I’m With the Band



Tiffany Jobe, Editor

The Ashland Beacon


   For more of my life than not, I have been a musician. 

   My love for music started early. I remember playing with my parent’s albums as a very small child. They even bought me my own album, Disney’s Mousercize. I can still hear the songs in my mind and I can’t help but smile. I would get so excited when my mom would put it on. I remember trying so hard not to jump or dance too hard because it would make the needle skip on the vinyl. 

   I grew up with great 80s music. I am sure even as you are reading this you are thinking of the songs that stir memories for you. My first music crush was the singer Tiffany and man, she was the coolest. Her songs were so different from anything I had heard up to that point and my parents weren’t crazy about them. So, of course, I loved her even more. By the time Janet Jackson rolled around my friends and I were professional choreographers with regular performances that were mandatory for family. 

   Every week in elementary school, my music teacher, Marsha Underwood, would spend an hour with us and it was never enough. She was the most enthusiastic person with an infectious love for music. That time we spent with her was my favorite. It was the only time at school I truly felt at peace. Side note: I recently got the opportunity to tell her that after 30+ years of not seeing her. She was a huge influence in my life.

   I was entering middle school when my mom insisted (emphasis on insisted) that I take band class. I loved music, but band was not considered cool. No deal. I obviously lost that battle and I am so grateful I did. I chose the clarinet because that’s what my mom played. 

   Joe Skaggs was my band director at Verity Middle. He was a saint to take on a classroom full of young kids with instruments they had no clue how to play. But let me tell you, that man had a gift. He was a clarinet player but was able to teach every instrument to so many kids. Shortly after I graduated high school, I was fortunate enough to play with Joe, Donny Payne, and David Miller (other local music legends) in several musicals, and years later, in the Huntington Symphonic Band as well. I learned so much from these men and I feel very lucky to have had them as teachers and later, friends. 

   High School was great for me and I am convinced it was because of music. Our marching band was over 200+ musicians strong, and not to “toot our own horn,” but we were good. I worked hard to perfect my skills because I had decided that I wanted music to be in my life forever. Throughout high school I won many awards, held chairs in All-District and the Kentucky Music Educators Association All-Sate Band, and received a scholarship from Morehead State University to become a music teacher. 

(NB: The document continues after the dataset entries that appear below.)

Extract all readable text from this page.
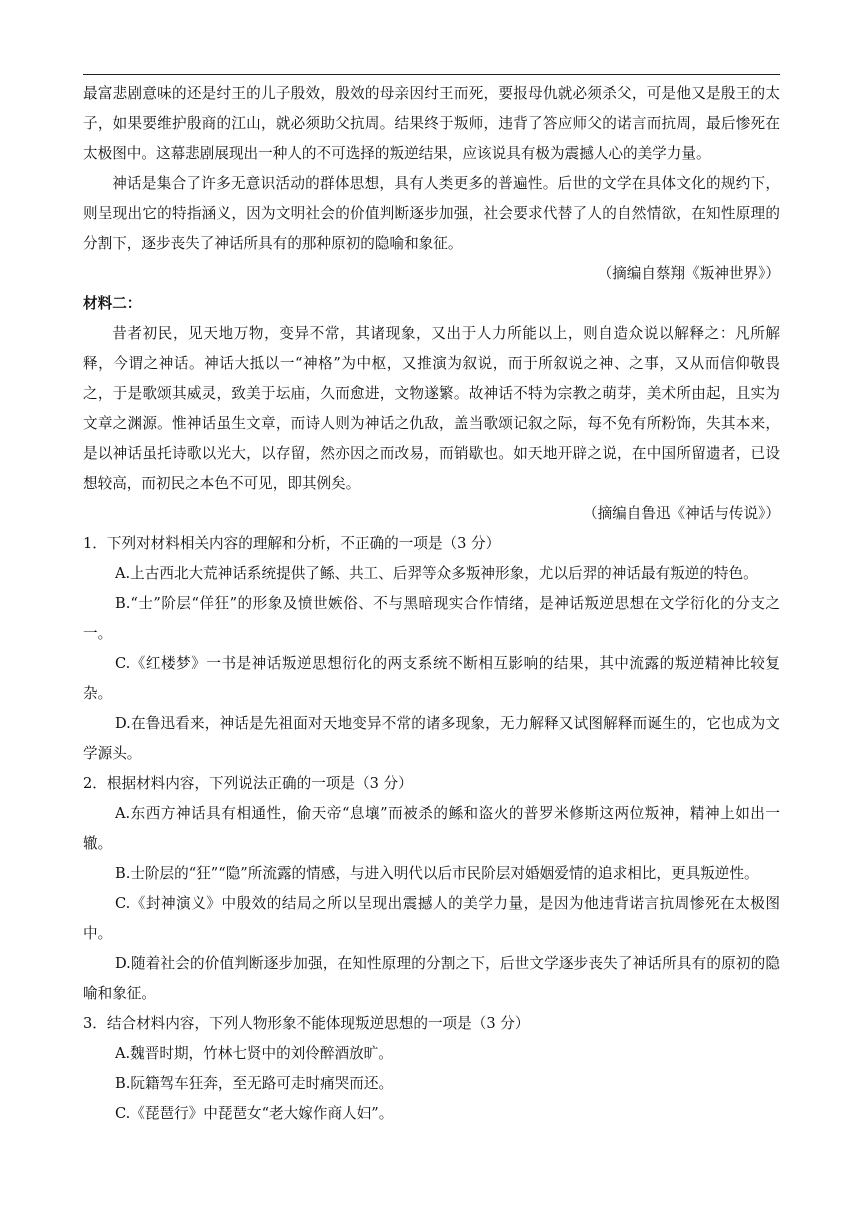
最富悲剧意味的还是纣王的儿子殷效，殷效的母亲因纣王而死，要报母仇就必须杀父，可是他又是殷王的太子，如果要维护殷商的江山，就必须助父抗周。结果终于叛师，违背了答应师父的诺言而抗周，最后惨死在太极图中。这幕悲剧展现出一种人的不可选择的叛逆结果，应该说具有极为震撼人心的美学力量。

神话是集合了许多无意识活动的群体思想，具有人类更多的普遍性。后世的文学在具体文化的规约下，则呈现出它的特指涵义，因为文明社会的价值判断逐步加强，社会要求代替了人的自然情欲，在知性原理的分割下，逐步丧失了神话所具有的那种原初的隐喻和象征。

（摘编自蔡翔《叛神世界》）

材料二：

昔者初民，见天地万物，变异不常，其诸现象，又出于人力所能以上，则自造众说以解释之：凡所解释，今谓之神话。神话大抵以一“神格”为中枢，又推演为叙说，而于所叙说之神、之事，又从而信仰敬畏之，于是歌颂其威灵，致美于坛庙，久而愈进，文物遂繁。故神话不特为宗教之萌芽，美术所由起，且实为文章之渊源。惟神话虽生文章，而诗人则为神话之仇敌，盖当歌颂记叙之际，每不免有所粉饰，失其本来，是以神话虽托诗歌以光大，以存留，然亦因之而改易，而销歇也。如天地开辟之说，在中国所留遗者，已设想较高，而初民之本色不可见，即其例矣。

（摘编自鲁迅《神话与传说》）

1．下列对材料相关内容的理解和分析，不正确的一项是（3 分）

A.上古西北大荒神话系统提供了鲧、共工、后羿等众多叛神形象，尤以后羿的神话最有叛逆的特色。

B.“士”阶层“佯狂”的形象及愤世嫉俗、不与黑暗现实合作情绪，是神话叛逆思想在文学衍化的分支之一。

C.《红楼梦》一书是神话叛逆思想衍化的两支系统不断相互影响的结果，其中流露的叛逆精神比较复杂。

D.在鲁迅看来，神话是先祖面对天地变异不常的诸多现象，无力解释又试图解释而诞生的，它也成为文学源头。

2．根据材料内容，下列说法正确的一项是（3 分）

A.东西方神话具有相通性，偷天帝“息壤”而被杀的鲧和盗火的普罗米修斯这两位叛神，精神上如出一辙。

B.士阶层的“狂”“隐”所流露的情感，与进入明代以后市民阶层对婚姻爱情的追求相比，更具叛逆性。

C.《封神演义》中殷效的结局之所以呈现出震撼人的美学力量，是因为他违背诺言抗周惨死在太极图中。

D.随着社会的价值判断逐步加强，在知性原理的分割之下，后世文学逐步丧失了神话所具有的原初的隐喻和象征。

3．结合材料内容，下列人物形象不能体现叛逆思想的一项是（3 分）

A.魏晋时期，竹林七贤中的刘伶醉酒放旷。

B.阮籍驾车狂奔，至无路可走时痛哭而还。

C.《琵琶行》中琵琶女“老大嫁作商人妇”。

   My life ended up going in a different career path, but music lights the way of that path. Back in the early spring of this year, my brother invited me to come sing with a band he had been playing with. Now you should know, most of my musical experience is instrument based, but sometimes I can belt out a few good songs. I was extremely hesitant because singing outside of the car is really out of my comfort zone. And now we meet every week or two, play for a couple hours, eat dinner together, and then play a couple more. It is hard to get together more often because of life in general, but on practice days I wake up excited. It is great stress relief and lets me get back to something I have loved my entire life. And singing in a rock band is like, really, really cool. 

   Even on my worst days, music has the ability to make me happy. I can play music to match my mood. I can play music to change my mood. It has saved my life many times over. It has offered me comfort when I feel alone. Because music speaks when words fail.